Bei Station 3 ist nicht der heutige Straßenname gefragt!
Bei Station 5 bin ich mir nicht sicher, ob die Logos noch so (wie benötigt) zu finden sind.

Fazit:
Eigentlich ein informativer, interessanter Multi.
Aber die Unklarheiten verderben den Spass doch doch.
Dazu nur ein Nano am Final nach all der Mühe.
So ist er also nur mit viel Hilfe lösbar - vielen Dank an MoWoWing!
Ich würde eine Auffrischung des Listings empfehlen.

Vielen Dank
wolle1964

gefunden Der Cache ist in gutem oder akzeptablem Zustand. 08. Dezember 2019 MoWoWing hat den Geocache gefunden

Heute haben wir den Christkindles-Markt in Friedberg besucht und nochmal einen kleinen Abstecher zum Final dieses Caches gemacht.
Bei unserer Suche heuer im März hatten wir das Dösle nicht gefunden.
Heute haben wir es sofort erspäht. Vielleicht war unser Blick durch den Glühwein geschärft.
Offensichtlich hat der Nano einen neuen Logstreifen bekommen. Und so stehen wir jetzt auf dem ersten Platz.

Nochmals vielen Dank für die schwierige aber nette Bierwegrunde und herzliche Grüße an Friedberg66 bzw. franzii2902

von MoWoWing.

nicht gefunden 01. März 2019 MoWoWing hat den Geocache nicht gefunden

Wir kommen immer wieder gerne in unsere schöne Nachbarstadt Friedberg.

Dank dieses sehr schön ausgearbeiteten Multicaches haben wir wieder mal viel Interessantes über diese Stadt erfahren.
Da haben sich die Schüler und Schülerinnen des Gymnasiums Friedberg ganz schön ins Zeug gelegt, um die Geschichte der Brauereien zu recherchieren.
Das war bestimmt nicht einfach und hat sicherlich eine Menge Arbeit und Zeit gekostet.
Man kann es kaum glauben, wieviele Brauereien es früher in dieser kleinen Stadt gab.

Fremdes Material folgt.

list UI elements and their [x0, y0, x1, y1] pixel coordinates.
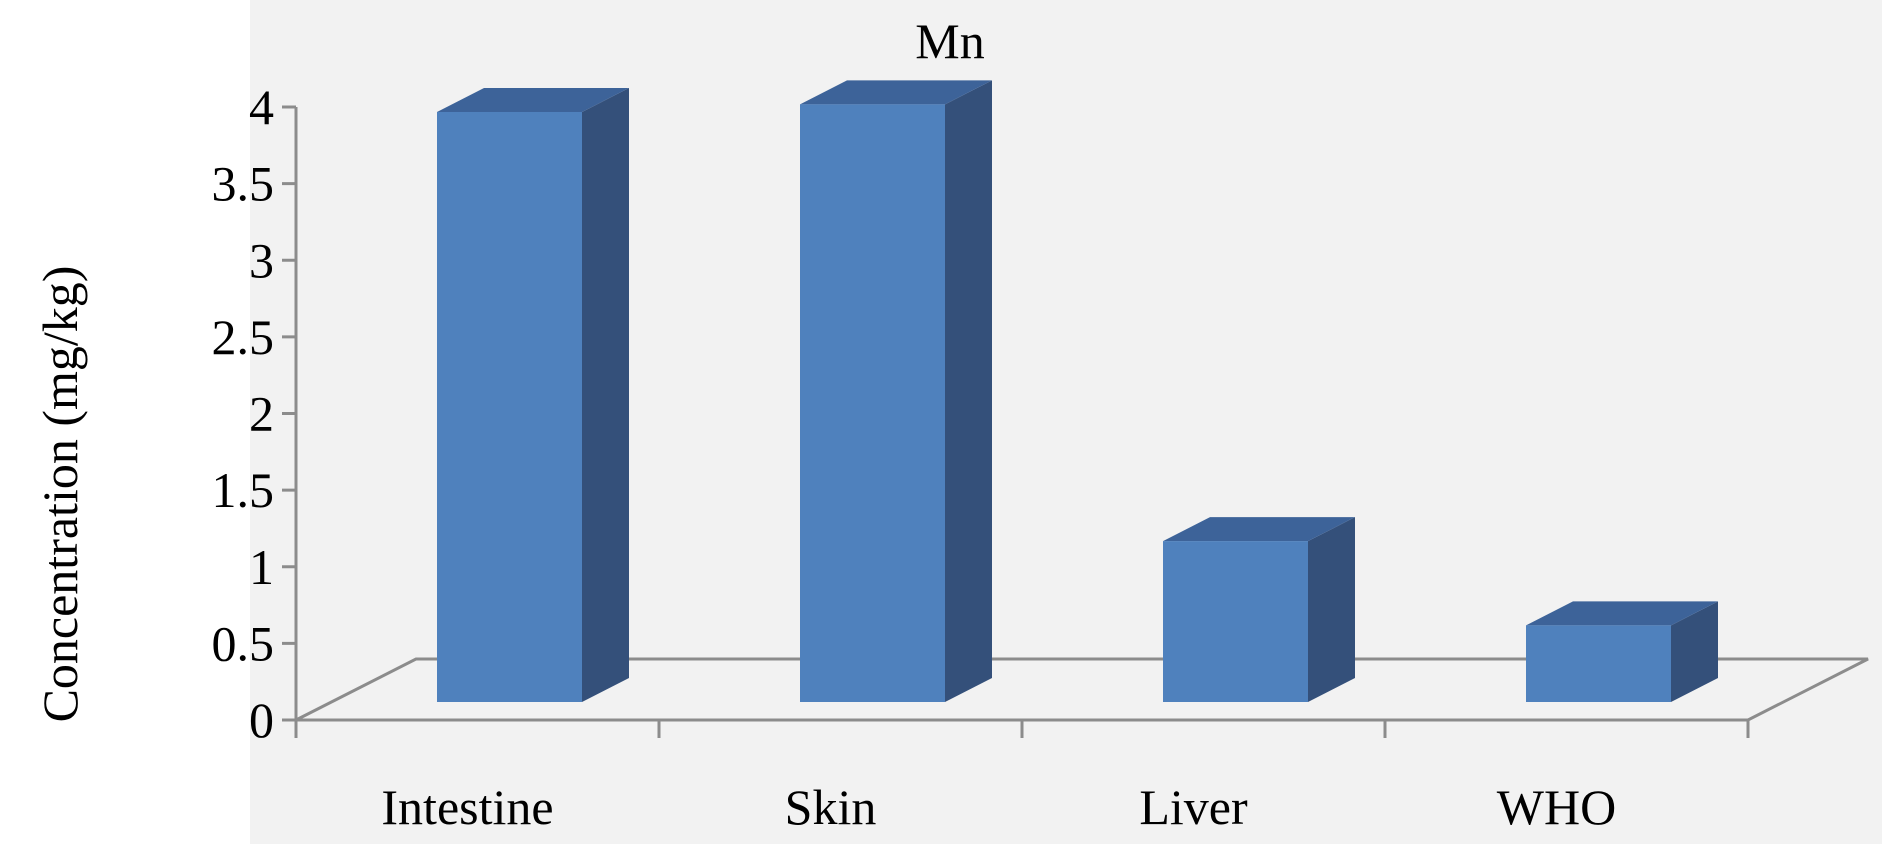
y-tick-label: 1: [249, 539, 274, 595]
bar-side: [582, 87, 629, 703]
chart-title: Mn: [915, 13, 984, 69]
y-tick-label: 2: [249, 386, 274, 442]
bar-front: [437, 111, 582, 703]
bar-top: [800, 80, 992, 105]
x-tick-label: Skin: [785, 779, 877, 835]
y-tick-label: 4: [249, 79, 274, 135]
bar-side: [945, 80, 992, 702]
x-tick-label: WHO: [1497, 779, 1616, 835]
bar-front: [800, 104, 945, 702]
x-tick-label: Intestine: [381, 779, 553, 835]
bar-who: [1526, 601, 1718, 702]
y-axis: 0 0.5 1 1.5 2 2.5 3 3.5 4: [212, 79, 298, 748]
bar-intestine: [437, 87, 629, 703]
bar-front: [1526, 625, 1671, 702]
floor-plane: [295, 657, 1869, 722]
bar-side: [1308, 517, 1355, 702]
y-tick-label: 1.5: [212, 462, 275, 518]
bars: [437, 80, 1718, 703]
bar-liver: [1163, 517, 1355, 702]
x-tick-label: Liver: [1139, 779, 1248, 835]
y-tick-label: 2.5: [212, 309, 275, 365]
bar-top: [1163, 517, 1355, 542]
y-tick-label: 3.5: [212, 156, 275, 212]
x-axis-labels: Intestine Skin Liver WHO: [381, 779, 1616, 835]
y-axis-title: Concentration (mg/kg): [32, 266, 88, 723]
bar-top: [1526, 601, 1718, 626]
floor: [294, 657, 1869, 738]
bar-side: [1671, 601, 1718, 702]
y-tick-label: 0.5: [212, 615, 275, 671]
y-tick-label: 0: [249, 692, 274, 748]
y-tick-label: 3: [249, 232, 274, 288]
bar-skin: [800, 80, 992, 702]
bar-top: [437, 87, 629, 112]
bar-front: [1163, 541, 1308, 702]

Abgesehen von ein paar kleine Unsicherheiten konnten wir die Aufgaben an den geschichtsträchtigen Stationen gut lösen.

An Station 5 waren wir uns nicht ganz sicher, ob wir nicht einige der Logos von Brauereien übersehen haben könnten.

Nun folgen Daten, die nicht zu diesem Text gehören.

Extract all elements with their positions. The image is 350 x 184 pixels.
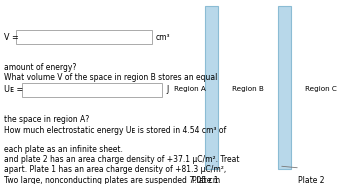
Bar bbox=[22, 83, 162, 97]
Text: V =: V = bbox=[4, 33, 19, 42]
Text: cm³: cm³ bbox=[156, 33, 171, 42]
Text: Plate 2: Plate 2 bbox=[298, 176, 324, 184]
Text: Region B: Region B bbox=[232, 86, 264, 92]
Text: amount of energy?: amount of energy? bbox=[4, 63, 76, 72]
Text: Region C: Region C bbox=[304, 86, 336, 92]
Text: How much electrostatic energy Uᴇ is stored in 4.54 cm³ of: How much electrostatic energy Uᴇ is stor… bbox=[4, 126, 226, 135]
Text: the space in region A?: the space in region A? bbox=[4, 116, 89, 125]
Text: apart. Plate 1 has an area charge density of +81.3 μC/m²,: apart. Plate 1 has an area charge densit… bbox=[4, 165, 226, 174]
Text: Uᴇ =: Uᴇ = bbox=[4, 86, 23, 95]
Text: What volume V of the space in region B stores an equal: What volume V of the space in region B s… bbox=[4, 73, 217, 82]
Text: and plate 2 has an area charge density of +37.1 μC/m². Treat: and plate 2 has an area charge density o… bbox=[4, 155, 239, 164]
Text: each plate as an infinite sheet.: each plate as an infinite sheet. bbox=[4, 144, 123, 153]
Bar bbox=[205, 6, 218, 169]
Text: J: J bbox=[166, 86, 168, 95]
Text: Region A: Region A bbox=[174, 86, 206, 92]
Bar bbox=[278, 6, 291, 169]
Text: Two large, nonconducting plates are suspended 7.05 cm: Two large, nonconducting plates are susp… bbox=[4, 176, 220, 184]
Bar bbox=[16, 30, 152, 44]
Text: Plate 1: Plate 1 bbox=[192, 176, 218, 184]
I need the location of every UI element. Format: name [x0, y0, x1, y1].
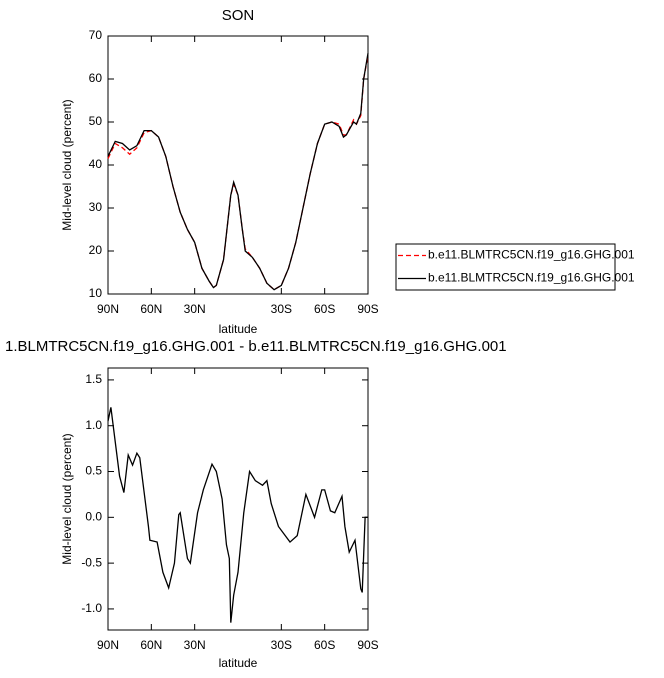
- y-tick-label: 60: [89, 71, 103, 85]
- x-tick-label: 30N: [184, 638, 206, 652]
- y-tick-label: 40: [89, 157, 103, 171]
- chart-title: 1.BLMTRC5CN.f19_g16.GHG.001 - b.e11.BLMT…: [5, 338, 507, 355]
- y-tick-label: 1.5: [85, 372, 102, 386]
- y-tick-label: 1.0: [85, 418, 102, 432]
- data-line: [107, 55, 369, 291]
- x-tick-label: 30S: [271, 638, 292, 652]
- x-tick-label: 60N: [140, 638, 162, 652]
- x-tick-label: 60N: [140, 302, 162, 316]
- x-tick-label: 90S: [357, 638, 378, 652]
- y-tick-label: 20: [89, 243, 103, 257]
- x-tick-label: 60S: [314, 638, 335, 652]
- x-tick-label: 60S: [314, 302, 335, 316]
- data-line: [107, 407, 368, 623]
- x-tick-label: 30S: [271, 302, 292, 316]
- x-tick-label: 90S: [357, 302, 378, 316]
- legend-label: b.e11.BLMTRC5CN.f19_g16.GHG.001: [428, 248, 635, 262]
- y-axis-label: Mid-level cloud (percent): [60, 433, 74, 564]
- y-tick-label: 70: [89, 28, 103, 42]
- x-axis-label: latitude: [219, 656, 258, 670]
- data-line: [107, 53, 369, 291]
- legend-box: [395, 243, 616, 291]
- plot-frame: [107, 367, 369, 631]
- chart-title: SON: [222, 7, 255, 24]
- y-tick-label: 0.5: [85, 464, 102, 478]
- y-axis-label: Mid-level cloud (percent): [60, 99, 74, 230]
- legend-label: b.e11.BLMTRC5CN.f19_g16.GHG.001: [428, 271, 635, 285]
- y-tick-label: 50: [89, 114, 103, 128]
- y-tick-label: -1.0: [81, 601, 102, 615]
- x-tick-label: 30N: [184, 302, 206, 316]
- x-tick-label: 90N: [97, 302, 119, 316]
- y-tick-label: 0.0: [85, 509, 102, 523]
- y-tick-label: 30: [89, 200, 103, 214]
- y-tick-label: -0.5: [81, 555, 102, 569]
- x-tick-label: 90N: [97, 638, 119, 652]
- plot-frame: [107, 35, 369, 295]
- x-axis-label: latitude: [219, 322, 258, 336]
- y-tick-label: 10: [89, 286, 103, 300]
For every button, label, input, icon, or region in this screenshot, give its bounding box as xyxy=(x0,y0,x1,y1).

Auch an Station 10 waren wir ein bisschen verunsichert. Die Einfachheit unserer Lösung stand ein wenig im Kontrast zu der verzwickten Aufgabenstellung. Aber wir konnten an unserer Rechnung keinen Fehler entdecken.

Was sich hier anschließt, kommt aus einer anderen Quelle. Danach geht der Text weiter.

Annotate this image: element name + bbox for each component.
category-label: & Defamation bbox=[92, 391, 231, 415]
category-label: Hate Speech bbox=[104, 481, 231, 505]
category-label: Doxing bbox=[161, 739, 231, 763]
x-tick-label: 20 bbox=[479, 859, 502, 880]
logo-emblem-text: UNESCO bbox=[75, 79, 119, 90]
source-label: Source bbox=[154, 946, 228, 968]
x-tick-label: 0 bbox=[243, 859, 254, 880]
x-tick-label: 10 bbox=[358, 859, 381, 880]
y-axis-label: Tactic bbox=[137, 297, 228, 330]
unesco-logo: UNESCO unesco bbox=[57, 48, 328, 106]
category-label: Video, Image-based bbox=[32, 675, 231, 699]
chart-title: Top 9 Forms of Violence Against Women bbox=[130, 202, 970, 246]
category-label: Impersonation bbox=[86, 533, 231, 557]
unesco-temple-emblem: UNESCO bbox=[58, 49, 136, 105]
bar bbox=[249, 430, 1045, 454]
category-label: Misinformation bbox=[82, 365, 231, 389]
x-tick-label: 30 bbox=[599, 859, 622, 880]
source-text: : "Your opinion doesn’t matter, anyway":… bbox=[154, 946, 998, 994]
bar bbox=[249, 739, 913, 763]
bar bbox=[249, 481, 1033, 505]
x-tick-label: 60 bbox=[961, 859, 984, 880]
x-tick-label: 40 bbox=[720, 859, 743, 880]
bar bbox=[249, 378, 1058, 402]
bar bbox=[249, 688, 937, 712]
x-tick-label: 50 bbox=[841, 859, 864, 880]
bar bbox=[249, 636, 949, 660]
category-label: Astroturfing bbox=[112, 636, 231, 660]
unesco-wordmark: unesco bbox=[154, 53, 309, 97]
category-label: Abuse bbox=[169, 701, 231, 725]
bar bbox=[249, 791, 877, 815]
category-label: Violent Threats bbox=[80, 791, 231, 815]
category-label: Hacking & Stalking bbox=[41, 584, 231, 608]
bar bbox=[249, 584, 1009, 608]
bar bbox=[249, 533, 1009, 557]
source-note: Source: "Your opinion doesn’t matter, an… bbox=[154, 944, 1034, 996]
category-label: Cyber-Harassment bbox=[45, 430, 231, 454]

Die Berechnung der Finalkordinaten ergab schließlich ein recht plausibles Ergebnis. Leider konnten wir vor Ort trotz längerer Suche keinen Mikro entdecken. Viele Versteckmöglichkeiten gibt es hier ja nicht.
Möglicherweise haben wir uns ja auch an der einen oder anderen Station vertan.

Es ist aber nicht tragisch, wenn man mal ein Dösle nicht findet.
Der rätselhafte Bierweg hat uns trotzdem Spaß gemacht und wir haben viele interessante Geschichten und Geschichtchen rund um die früheren Friedberger Brauereien erfahren.

Vielen Dank für die viele Arbeit, die die Schüler/innen und deren Betreuer geleistet haben.